Donnerstag, 21. Mai 2020

Hopkins-Uni: Mehr als 5 Millionen Corona-Infektionen weltweit

Seit Beginn der Corona-Pandemie haben sich US-Wissenschaftlern zufolge weltweit mehr als 5 Millionen Menschen nachweislich mit dem neuartigen Virus infiziert. Das ging am Donnerstag aus Daten der Universität Johns Hopkins in Baltimore hervor.

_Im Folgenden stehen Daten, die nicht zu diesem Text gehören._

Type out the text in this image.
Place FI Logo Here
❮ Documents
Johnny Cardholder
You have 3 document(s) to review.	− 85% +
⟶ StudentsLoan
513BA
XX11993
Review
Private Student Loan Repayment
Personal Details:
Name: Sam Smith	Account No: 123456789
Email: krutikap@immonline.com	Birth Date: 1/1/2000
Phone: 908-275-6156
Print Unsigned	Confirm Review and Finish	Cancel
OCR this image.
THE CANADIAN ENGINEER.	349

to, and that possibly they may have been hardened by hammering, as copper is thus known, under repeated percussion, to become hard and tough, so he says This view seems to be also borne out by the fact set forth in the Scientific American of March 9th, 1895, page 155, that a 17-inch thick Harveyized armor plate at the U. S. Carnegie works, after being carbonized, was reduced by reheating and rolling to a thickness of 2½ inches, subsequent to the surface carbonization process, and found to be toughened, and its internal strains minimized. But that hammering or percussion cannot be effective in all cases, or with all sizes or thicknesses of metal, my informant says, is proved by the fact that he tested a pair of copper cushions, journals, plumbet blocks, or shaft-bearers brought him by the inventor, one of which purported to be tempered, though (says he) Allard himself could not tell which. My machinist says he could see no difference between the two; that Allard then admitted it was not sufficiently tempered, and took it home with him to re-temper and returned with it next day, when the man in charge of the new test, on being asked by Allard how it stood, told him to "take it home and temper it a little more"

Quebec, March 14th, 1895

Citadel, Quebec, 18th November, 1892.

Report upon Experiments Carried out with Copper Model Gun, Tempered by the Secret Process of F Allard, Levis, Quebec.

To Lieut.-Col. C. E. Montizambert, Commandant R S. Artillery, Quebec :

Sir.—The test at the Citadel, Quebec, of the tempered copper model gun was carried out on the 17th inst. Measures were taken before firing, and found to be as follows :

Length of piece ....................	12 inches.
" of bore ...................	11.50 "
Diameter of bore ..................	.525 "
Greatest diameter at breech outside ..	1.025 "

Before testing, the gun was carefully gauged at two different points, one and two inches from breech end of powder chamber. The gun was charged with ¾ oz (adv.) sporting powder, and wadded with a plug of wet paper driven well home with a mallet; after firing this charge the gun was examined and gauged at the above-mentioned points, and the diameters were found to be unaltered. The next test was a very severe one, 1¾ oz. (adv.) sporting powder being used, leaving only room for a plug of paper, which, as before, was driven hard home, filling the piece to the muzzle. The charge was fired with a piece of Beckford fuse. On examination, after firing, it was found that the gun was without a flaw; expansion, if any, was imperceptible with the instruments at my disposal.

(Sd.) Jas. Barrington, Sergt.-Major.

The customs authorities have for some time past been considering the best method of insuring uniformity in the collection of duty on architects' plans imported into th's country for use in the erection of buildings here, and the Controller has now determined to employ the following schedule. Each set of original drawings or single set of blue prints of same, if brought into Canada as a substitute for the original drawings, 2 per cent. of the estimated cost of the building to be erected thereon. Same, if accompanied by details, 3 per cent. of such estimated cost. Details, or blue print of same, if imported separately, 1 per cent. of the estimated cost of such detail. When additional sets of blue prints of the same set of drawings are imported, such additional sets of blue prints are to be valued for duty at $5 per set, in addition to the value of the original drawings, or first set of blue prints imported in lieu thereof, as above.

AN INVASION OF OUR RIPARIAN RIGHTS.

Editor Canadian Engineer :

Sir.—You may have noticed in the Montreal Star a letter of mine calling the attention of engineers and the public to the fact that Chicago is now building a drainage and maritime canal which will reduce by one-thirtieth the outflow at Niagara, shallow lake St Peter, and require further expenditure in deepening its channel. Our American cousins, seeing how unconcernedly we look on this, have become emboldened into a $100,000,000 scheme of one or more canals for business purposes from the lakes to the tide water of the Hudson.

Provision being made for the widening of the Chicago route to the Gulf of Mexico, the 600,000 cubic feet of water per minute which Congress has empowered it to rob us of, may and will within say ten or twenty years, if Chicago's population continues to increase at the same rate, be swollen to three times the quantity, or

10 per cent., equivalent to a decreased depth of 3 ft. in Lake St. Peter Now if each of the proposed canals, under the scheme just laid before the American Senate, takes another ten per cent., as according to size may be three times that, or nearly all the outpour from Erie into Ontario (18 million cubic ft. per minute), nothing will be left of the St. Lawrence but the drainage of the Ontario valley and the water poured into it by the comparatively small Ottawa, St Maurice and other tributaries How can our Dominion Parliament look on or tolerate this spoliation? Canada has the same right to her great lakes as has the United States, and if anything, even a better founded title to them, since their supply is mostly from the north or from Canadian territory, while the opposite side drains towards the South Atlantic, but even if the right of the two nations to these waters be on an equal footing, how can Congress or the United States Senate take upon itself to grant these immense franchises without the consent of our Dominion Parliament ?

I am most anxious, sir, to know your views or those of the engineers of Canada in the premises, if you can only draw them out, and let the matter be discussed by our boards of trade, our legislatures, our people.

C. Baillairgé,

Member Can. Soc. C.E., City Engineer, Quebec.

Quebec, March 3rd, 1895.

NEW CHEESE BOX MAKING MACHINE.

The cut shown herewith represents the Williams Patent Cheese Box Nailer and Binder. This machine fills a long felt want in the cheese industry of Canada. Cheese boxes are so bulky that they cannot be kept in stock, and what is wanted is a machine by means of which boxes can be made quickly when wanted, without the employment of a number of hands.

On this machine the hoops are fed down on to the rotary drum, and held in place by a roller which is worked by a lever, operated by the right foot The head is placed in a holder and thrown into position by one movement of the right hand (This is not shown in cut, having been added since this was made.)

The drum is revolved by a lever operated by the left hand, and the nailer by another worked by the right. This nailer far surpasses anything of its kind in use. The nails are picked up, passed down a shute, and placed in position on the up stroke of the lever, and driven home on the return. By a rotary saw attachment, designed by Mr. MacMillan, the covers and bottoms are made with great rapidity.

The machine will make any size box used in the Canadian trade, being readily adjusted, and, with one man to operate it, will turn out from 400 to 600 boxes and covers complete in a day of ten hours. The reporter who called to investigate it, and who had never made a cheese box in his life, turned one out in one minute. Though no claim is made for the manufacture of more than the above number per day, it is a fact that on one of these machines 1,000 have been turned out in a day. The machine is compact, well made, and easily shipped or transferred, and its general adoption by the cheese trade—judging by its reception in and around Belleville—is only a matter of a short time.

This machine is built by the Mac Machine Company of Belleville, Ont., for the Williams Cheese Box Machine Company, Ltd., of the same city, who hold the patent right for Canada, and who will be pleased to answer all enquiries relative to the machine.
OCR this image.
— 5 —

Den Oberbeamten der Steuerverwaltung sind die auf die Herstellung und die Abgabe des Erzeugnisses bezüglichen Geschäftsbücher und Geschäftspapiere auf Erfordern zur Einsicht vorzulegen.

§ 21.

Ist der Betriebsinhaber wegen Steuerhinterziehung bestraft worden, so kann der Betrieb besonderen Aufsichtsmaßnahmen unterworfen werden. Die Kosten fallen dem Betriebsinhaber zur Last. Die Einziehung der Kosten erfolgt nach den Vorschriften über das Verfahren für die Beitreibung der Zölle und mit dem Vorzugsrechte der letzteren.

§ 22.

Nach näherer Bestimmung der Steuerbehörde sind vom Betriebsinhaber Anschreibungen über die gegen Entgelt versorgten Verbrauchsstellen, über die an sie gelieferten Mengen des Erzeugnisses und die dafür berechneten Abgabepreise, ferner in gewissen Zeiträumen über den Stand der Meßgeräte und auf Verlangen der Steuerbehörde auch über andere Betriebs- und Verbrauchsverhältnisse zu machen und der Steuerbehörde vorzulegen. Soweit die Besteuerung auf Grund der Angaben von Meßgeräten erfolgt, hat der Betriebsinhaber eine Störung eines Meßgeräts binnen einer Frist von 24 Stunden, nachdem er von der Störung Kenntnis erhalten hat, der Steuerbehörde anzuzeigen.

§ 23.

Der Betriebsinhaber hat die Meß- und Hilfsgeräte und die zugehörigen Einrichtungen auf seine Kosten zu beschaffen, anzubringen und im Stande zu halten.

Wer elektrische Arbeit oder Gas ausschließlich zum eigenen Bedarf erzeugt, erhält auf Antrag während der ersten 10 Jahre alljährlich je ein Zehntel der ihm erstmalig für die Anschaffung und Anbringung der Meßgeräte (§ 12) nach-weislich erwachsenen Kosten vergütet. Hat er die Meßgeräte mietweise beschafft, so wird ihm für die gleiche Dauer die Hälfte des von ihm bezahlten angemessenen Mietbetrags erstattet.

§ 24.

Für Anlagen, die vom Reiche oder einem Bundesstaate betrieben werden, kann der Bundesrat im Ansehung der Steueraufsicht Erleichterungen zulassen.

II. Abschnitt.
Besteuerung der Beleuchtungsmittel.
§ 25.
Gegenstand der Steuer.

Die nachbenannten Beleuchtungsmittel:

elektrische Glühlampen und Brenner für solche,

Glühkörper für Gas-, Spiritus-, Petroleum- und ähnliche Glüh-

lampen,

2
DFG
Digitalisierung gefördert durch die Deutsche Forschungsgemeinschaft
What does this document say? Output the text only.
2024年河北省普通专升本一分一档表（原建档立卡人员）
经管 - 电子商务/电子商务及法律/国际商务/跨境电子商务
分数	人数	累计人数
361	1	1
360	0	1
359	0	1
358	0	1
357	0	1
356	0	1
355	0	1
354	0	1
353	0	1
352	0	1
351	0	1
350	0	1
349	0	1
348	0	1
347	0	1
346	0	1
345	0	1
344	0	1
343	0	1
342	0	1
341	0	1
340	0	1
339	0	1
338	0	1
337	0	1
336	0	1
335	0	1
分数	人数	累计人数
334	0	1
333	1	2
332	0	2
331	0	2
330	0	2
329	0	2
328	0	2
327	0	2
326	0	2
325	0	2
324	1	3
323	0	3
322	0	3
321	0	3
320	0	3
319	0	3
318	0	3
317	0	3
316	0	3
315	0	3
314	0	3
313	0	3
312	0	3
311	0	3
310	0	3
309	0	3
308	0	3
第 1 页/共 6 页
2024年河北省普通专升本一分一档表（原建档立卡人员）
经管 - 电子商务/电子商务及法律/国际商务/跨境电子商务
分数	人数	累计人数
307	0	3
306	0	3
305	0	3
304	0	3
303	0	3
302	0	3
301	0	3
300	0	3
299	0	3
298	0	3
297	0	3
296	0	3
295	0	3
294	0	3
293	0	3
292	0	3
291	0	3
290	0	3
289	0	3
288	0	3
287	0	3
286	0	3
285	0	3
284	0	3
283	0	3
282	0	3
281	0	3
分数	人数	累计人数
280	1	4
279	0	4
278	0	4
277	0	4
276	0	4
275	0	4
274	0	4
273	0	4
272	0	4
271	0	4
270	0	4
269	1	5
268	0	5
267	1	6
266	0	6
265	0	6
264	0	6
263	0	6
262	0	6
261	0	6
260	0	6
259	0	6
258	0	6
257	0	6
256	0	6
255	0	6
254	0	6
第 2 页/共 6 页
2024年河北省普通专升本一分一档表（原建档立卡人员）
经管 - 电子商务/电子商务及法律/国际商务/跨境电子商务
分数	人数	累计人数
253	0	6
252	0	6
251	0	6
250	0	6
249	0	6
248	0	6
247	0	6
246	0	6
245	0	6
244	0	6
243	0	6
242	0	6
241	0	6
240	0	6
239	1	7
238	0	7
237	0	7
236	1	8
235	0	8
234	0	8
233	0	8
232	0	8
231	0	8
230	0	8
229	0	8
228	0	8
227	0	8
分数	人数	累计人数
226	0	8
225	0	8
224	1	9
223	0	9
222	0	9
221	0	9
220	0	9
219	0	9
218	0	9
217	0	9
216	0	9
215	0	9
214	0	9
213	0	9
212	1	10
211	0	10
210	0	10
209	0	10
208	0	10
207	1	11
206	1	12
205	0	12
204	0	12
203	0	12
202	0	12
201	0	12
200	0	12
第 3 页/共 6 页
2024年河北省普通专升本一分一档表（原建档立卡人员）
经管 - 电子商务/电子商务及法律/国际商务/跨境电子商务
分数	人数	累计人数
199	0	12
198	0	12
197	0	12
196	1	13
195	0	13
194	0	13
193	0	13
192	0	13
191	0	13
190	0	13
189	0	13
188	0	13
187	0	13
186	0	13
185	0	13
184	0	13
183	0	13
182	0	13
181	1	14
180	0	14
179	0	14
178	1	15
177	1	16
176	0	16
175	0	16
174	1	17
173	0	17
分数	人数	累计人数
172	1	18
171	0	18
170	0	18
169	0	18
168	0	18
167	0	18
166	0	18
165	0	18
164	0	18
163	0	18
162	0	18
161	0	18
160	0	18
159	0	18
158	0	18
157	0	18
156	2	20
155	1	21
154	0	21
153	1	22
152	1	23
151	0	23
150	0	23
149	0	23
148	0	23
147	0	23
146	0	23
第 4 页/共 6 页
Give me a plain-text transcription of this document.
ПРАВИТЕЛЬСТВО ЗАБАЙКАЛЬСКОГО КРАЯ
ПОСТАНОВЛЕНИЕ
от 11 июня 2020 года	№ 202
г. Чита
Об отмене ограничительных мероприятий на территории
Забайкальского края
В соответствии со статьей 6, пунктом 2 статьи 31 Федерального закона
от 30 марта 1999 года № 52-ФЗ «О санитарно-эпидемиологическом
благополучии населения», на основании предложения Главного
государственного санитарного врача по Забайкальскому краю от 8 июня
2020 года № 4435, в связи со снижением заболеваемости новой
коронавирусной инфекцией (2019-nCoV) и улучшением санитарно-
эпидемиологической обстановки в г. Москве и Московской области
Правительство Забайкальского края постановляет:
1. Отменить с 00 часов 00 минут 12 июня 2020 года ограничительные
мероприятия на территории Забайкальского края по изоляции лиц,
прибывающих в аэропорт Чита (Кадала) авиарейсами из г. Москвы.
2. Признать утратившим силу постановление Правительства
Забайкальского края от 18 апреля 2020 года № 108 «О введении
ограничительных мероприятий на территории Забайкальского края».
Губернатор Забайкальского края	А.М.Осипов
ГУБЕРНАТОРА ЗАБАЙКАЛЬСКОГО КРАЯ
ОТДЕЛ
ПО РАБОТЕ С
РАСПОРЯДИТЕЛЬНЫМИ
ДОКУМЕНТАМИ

Knapp jede 3. Infektion wurde in den USA nachgewiesen.
Knapp jede 3. Infektion wurde in den USA nachgewiesen. - Foto: © shutterstock
Demnach starben bereits rund 328.000 Menschen nach einer Ansteckung mit dem Coronavirus. Knapp jede 3. Infektion wurde in den USA nachgewiesen.

Die Webseite der Forscher wird regelmäßig mit eingehenden Daten aktualisiert und zeigt daher einen höheren Stand als die offiziellen Zahlen der Weltgesundheitsorganisation (WHO). In manchen Fällen wurden die Zahlen zuletzt aber auch wieder nach unten korrigiert. Experten gehen in jedem Fall von einer hohen Dunkelziffer aus.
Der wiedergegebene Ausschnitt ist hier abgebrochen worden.